O Tribunal de Justiça de São Paulo autorizou a mudança de nome de um transexual. Adão Lucimar poderá ser chamada de Lucimara. Em seu registro, onde marca sexo “masculino” deverá ser substituído por “feminino”. A decisão é do juiz Boris Kauffmann. Segundo ele, o nome masculino causava constrangimento ao transexual, que já foi operado.

Na sentença, o juiz faz uma referência a Roberta Close. “Até hoje chamamos de “Roberta” o famoso transexual Roberto Gambine Moreira, o qual, apesar de ter obtido sucesso em pedido idêntico feito perante a 8ª Vara da Família do Rio de Janeiro, teve sua pretensão desatendida por força do julgamento da apelação interposta contra a sentença”. De acordo com o juiz, seria chocante para qualquer pessoa chamá-la de “Roberto” porque poderia “provocar risos e chacotas”.

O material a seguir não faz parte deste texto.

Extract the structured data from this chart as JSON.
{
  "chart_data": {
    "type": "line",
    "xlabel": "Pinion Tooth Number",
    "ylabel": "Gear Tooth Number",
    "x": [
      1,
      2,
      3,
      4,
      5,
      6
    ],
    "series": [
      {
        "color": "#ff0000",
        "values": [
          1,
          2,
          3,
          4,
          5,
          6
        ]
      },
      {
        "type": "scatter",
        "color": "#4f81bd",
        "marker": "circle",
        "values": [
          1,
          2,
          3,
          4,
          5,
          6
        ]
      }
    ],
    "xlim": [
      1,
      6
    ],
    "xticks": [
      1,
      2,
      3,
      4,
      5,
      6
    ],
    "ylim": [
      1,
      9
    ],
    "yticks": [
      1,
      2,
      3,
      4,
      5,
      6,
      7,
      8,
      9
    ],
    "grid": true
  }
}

O transexual chegou a passar por avaliação psiquiátrica. Foi concluído que há condições “de assumir plenamente sua natureza feminina”. Segundo a ação, aos nove anos de idade o transexual começou a notar as diferenças de atitudes e comportamentos inclinados para a feminilidade. O primeiro namoro aconteceu quando tinha 12 anos. A partir dos 13, começou a se vestir como menina.

A perícia médica, pela qual passou o transexual, afirmou: “A mudança do registro do sexo é assunto filosófico, pois apesar de seus caracteres morfológicos e até psíquico, geneticamente sempre será do sexo masculino, pela presença dos cromossomos sexuais “XY”, que é imutável, associado à total impossibilidade de procriar, pois não tem testículos e nem ovários (espermatozóides e óvulos respectivamente)”.

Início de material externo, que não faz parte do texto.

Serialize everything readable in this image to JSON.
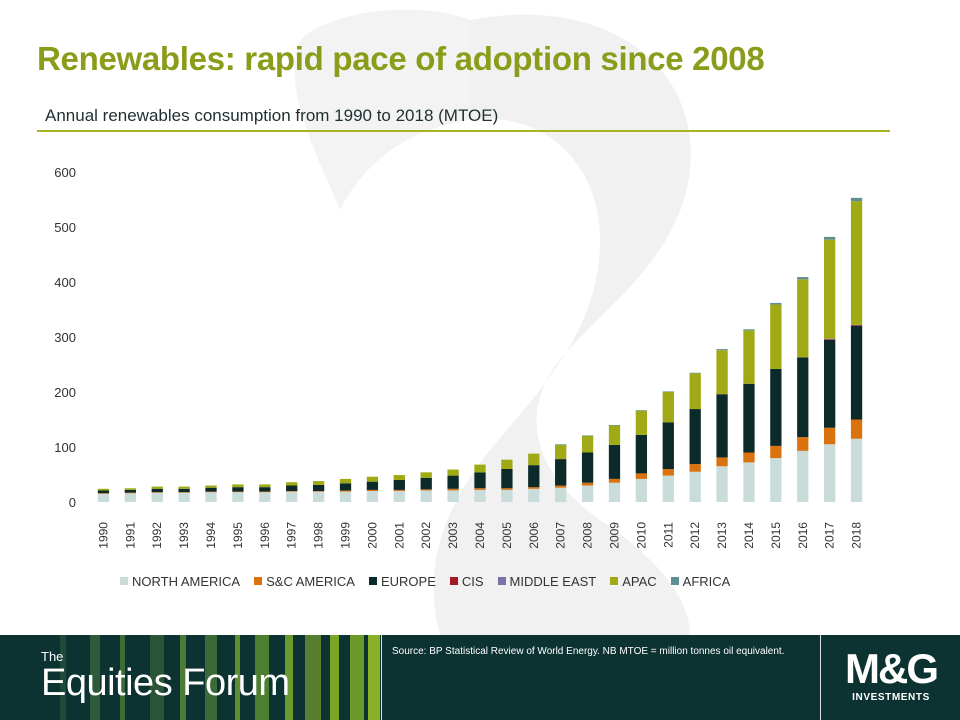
{
  "title": "Renewables: rapid pace of adoption since 2008",
  "subtitle": "Annual renewables consumption from 1990 to 2018 (MTOE)",
  "footer": {
    "brand_the": "The",
    "brand_name": "Equities Forum",
    "source": "Source: BP Statistical Review of World Energy. NB MTOE  = million  tonnes oil equivalent.",
    "logo_mark": "M&G",
    "logo_sub": "INVESTMENTS"
  },
  "colors": {
    "title": "#8a9c1a",
    "footer_bg": "#0d3232",
    "rule": "#a8b51e"
  },
  "chart_data": {
    "type": "bar",
    "stacked": true,
    "categories": [
      "1990",
      "1991",
      "1992",
      "1993",
      "1994",
      "1995",
      "1996",
      "1997",
      "1998",
      "1999",
      "2000",
      "2001",
      "2002",
      "2003",
      "2004",
      "2005",
      "2006",
      "2007",
      "2008",
      "2009",
      "2010",
      "2011",
      "2012",
      "2013",
      "2014",
      "2015",
      "2016",
      "2017",
      "2018"
    ],
    "ylim": [
      0,
      600
    ],
    "yticks": [
      0,
      100,
      200,
      300,
      400,
      500,
      600
    ],
    "grid": false,
    "legend_position": "bottom",
    "series": [
      {
        "name": "NORTH AMERICA",
        "color": "#c9dcd9",
        "values": [
          15,
          16,
          17,
          17,
          18,
          18,
          18,
          19,
          19,
          19,
          20,
          20,
          21,
          21,
          22,
          22,
          24,
          26,
          30,
          35,
          42,
          48,
          55,
          65,
          72,
          80,
          93,
          105,
          115
        ]
      },
      {
        "name": "S&C AMERICA",
        "color": "#d9720f",
        "values": [
          1,
          1,
          1,
          1,
          1,
          1,
          1,
          1,
          1,
          2,
          2,
          2,
          2,
          3,
          3,
          3,
          3,
          4,
          5,
          7,
          10,
          12,
          14,
          16,
          18,
          22,
          25,
          30,
          35
        ]
      },
      {
        "name": "EUROPE",
        "color": "#0c2a2a",
        "values": [
          5,
          5,
          6,
          6,
          7,
          8,
          8,
          10,
          11,
          13,
          15,
          18,
          21,
          24,
          29,
          35,
          40,
          48,
          55,
          62,
          70,
          85,
          100,
          115,
          125,
          140,
          145,
          160,
          170
        ]
      },
      {
        "name": "CIS",
        "color": "#a31924",
        "values": [
          0,
          0,
          0,
          0,
          0,
          0,
          0,
          0,
          0,
          0,
          0,
          0,
          0,
          0,
          0,
          0,
          0,
          0,
          0,
          0,
          0,
          0,
          0,
          0,
          0,
          0,
          0,
          1,
          1
        ]
      },
      {
        "name": "MIDDLE EAST",
        "color": "#7a72a8",
        "values": [
          0,
          0,
          0,
          0,
          0,
          0,
          0,
          0,
          0,
          0,
          0,
          0,
          0,
          0,
          0,
          0,
          0,
          0,
          0,
          0,
          0,
          0,
          0,
          0,
          0,
          0,
          0,
          1,
          1
        ]
      },
      {
        "name": "APAC",
        "color": "#9faa14",
        "values": [
          3,
          3,
          4,
          4,
          4,
          5,
          5,
          6,
          7,
          8,
          9,
          9,
          10,
          11,
          14,
          17,
          21,
          26,
          30,
          35,
          44,
          55,
          65,
          80,
          97,
          117,
          142,
          180,
          225
        ]
      },
      {
        "name": "AFRICA",
        "color": "#5f8f95",
        "values": [
          0,
          0,
          0,
          0,
          0,
          0,
          0,
          0,
          0,
          0,
          0,
          0,
          0,
          0,
          0,
          0,
          0,
          1,
          1,
          1,
          1,
          1,
          1,
          2,
          2,
          3,
          4,
          5,
          6
        ]
      }
    ]
  }
}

Veja, na íntegra, a decisão que autoriza a mudança do nome.

Acórdão da Quinta Câmara da Seção de Direito Civil do Tribunal de Justiça do Estado de São Paulo. Apelação Cível nº 165.157.4/5. Apelante: Adão Lucimar *****. Apelado: Ministério Público. Rel. Des. Boris Kauffmann. Data do julgamento: 22/03/2001. Votação unânime.

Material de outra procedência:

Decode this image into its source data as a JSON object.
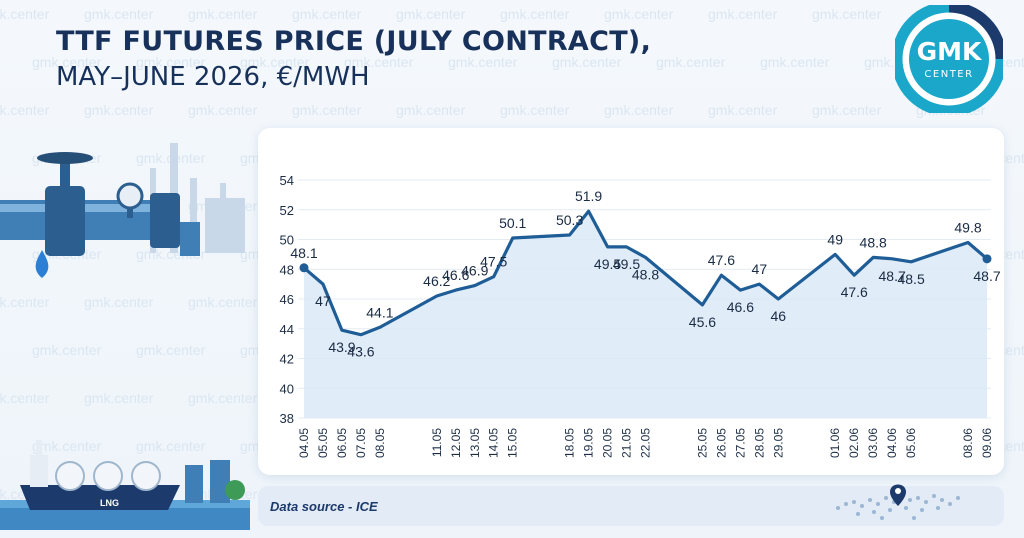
{
  "header": {
    "title": "TTF FUTURES PRICE (JULY CONTRACT),",
    "subtitle": "MAY–JUNE 2026, €/MWH"
  },
  "logo": {
    "line1": "GMK",
    "line2": "CENTER"
  },
  "watermark": "gmk.center",
  "footer": {
    "source": "Data source - ICE"
  },
  "illustration": {
    "ship_label": "LNG"
  },
  "colors": {
    "line": "#1f5d97",
    "area": "#dbe9f7",
    "title": "#17315a",
    "logo_teal": "#1aa7c9",
    "logo_navy": "#1c3a6b"
  },
  "chart_data": {
    "type": "area",
    "title": "TTF FUTURES PRICE (JULY CONTRACT), MAY–JUNE 2026, €/MWH",
    "xlabel": "",
    "ylabel": "",
    "ylim": [
      38,
      54
    ],
    "yticks": [
      38,
      40,
      42,
      44,
      46,
      48,
      50,
      52,
      54
    ],
    "grid": true,
    "x_axis": "daily calendar dates, 04.05 to 09.06",
    "series": [
      {
        "points": [
          {
            "date": "04.05",
            "value": 48.1,
            "label": "48.1",
            "show_tick": true
          },
          {
            "date": "05.05",
            "value": 47,
            "label": "47",
            "show_tick": true
          },
          {
            "date": "06.05",
            "value": 43.9,
            "label": "43.9",
            "show_tick": true
          },
          {
            "date": "07.05",
            "value": 43.6,
            "label": "43.6",
            "show_tick": true
          },
          {
            "date": "08.05",
            "value": 44.1,
            "label": "44.1",
            "show_tick": true
          },
          {
            "date": "11.05",
            "value": 46.2,
            "label": "46.2",
            "show_tick": true
          },
          {
            "date": "12.05",
            "value": 46.6,
            "label": "46.6",
            "show_tick": true
          },
          {
            "date": "13.05",
            "value": 46.9,
            "label": "46.9",
            "show_tick": true
          },
          {
            "date": "14.05",
            "value": 47.5,
            "label": "47.5",
            "show_tick": true
          },
          {
            "date": "15.05",
            "value": 50.1,
            "label": "50.1",
            "show_tick": true
          },
          {
            "date": "18.05",
            "value": 50.3,
            "label": "50.3",
            "show_tick": true
          },
          {
            "date": "19.05",
            "value": 51.9,
            "label": "51.9",
            "show_tick": true
          },
          {
            "date": "20.05",
            "value": 49.5,
            "label": "49.5",
            "show_tick": true
          },
          {
            "date": "21.05",
            "value": 49.5,
            "label": "49.5",
            "show_tick": true
          },
          {
            "date": "22.05",
            "value": 48.8,
            "label": "48.8",
            "show_tick": true
          },
          {
            "date": "25.05",
            "value": 45.6,
            "label": "45.6",
            "show_tick": true
          },
          {
            "date": "26.05",
            "value": 47.6,
            "label": "47.6",
            "show_tick": true
          },
          {
            "date": "27.05",
            "value": 46.6,
            "label": "46.6",
            "show_tick": true
          },
          {
            "date": "28.05",
            "value": 47,
            "label": "47",
            "show_tick": true
          },
          {
            "date": "29.05",
            "value": 46,
            "label": "46",
            "show_tick": true
          },
          {
            "date": "01.06",
            "value": 49,
            "label": "49",
            "show_tick": true
          },
          {
            "date": "02.06",
            "value": 47.6,
            "label": "47.6",
            "show_tick": true
          },
          {
            "date": "03.06",
            "value": 48.8,
            "label": "48.8",
            "show_tick": true
          },
          {
            "date": "04.06",
            "value": 48.7,
            "label": "48.7",
            "show_tick": true
          },
          {
            "date": "05.06",
            "value": 48.5,
            "label": "48.5",
            "show_tick": true
          },
          {
            "date": "08.06",
            "value": 49.8,
            "label": "49.8",
            "show_tick": true
          },
          {
            "date": "09.06",
            "value": 48.7,
            "label": "48.7",
            "show_tick": true
          }
        ]
      }
    ]
  }
}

Acórdão da Quinta Câmara da Seção de Direito Civil do Tribunal de Justiça do Estado de São Paulo. Apelação Cível nº 165.157.4/5. Apelante: Adão Lucimar *****. Apelado: Ministério Público. Rel. Des. Boris Kauffmann. Data do julgamento: 22/03/2001. Votação unânime.

Voto 6.930

Registro civil. Pedido de alteração do nome e do sexo formulado por transexual primário operado. Desatendimento pela sentença de primeiro grau ante a ausência de erro no assento de nascimento. Nome masculino que, em face da condição atual do autor, o expõe a ridículo, viabilizando a modificação para aquele pelo qual é conhecido (Lei 6.015/73, art. 55, par. único, c.c. art. 109). Alteração do sexo que encontra apoio no art. 5o, X, da Constituição da República. Recurso provido para se acolher a pretensão. É função da jurisdição encontrar soluções satisfatórias para o usuário, desde que não prejudiquem o grupo em que vive, assegurando a fruição dos direitos básicos do cidadão.

1. Cuida-se de ação de conhecimento tendo por objeto a alteração do assento de nascimento do autor, tanto em relação ao nome como ao sexo. Fundamenta-se no fato de ser transexual, tendo se submetido a cirurgia plástica para adequar seu sexo físico ao psicológico. Com relação ao sexo indicado no assento, formulou pedidos alternativos: a supressão da indicação masculino, substituindo-se por feminino, ou então por transexual feminino.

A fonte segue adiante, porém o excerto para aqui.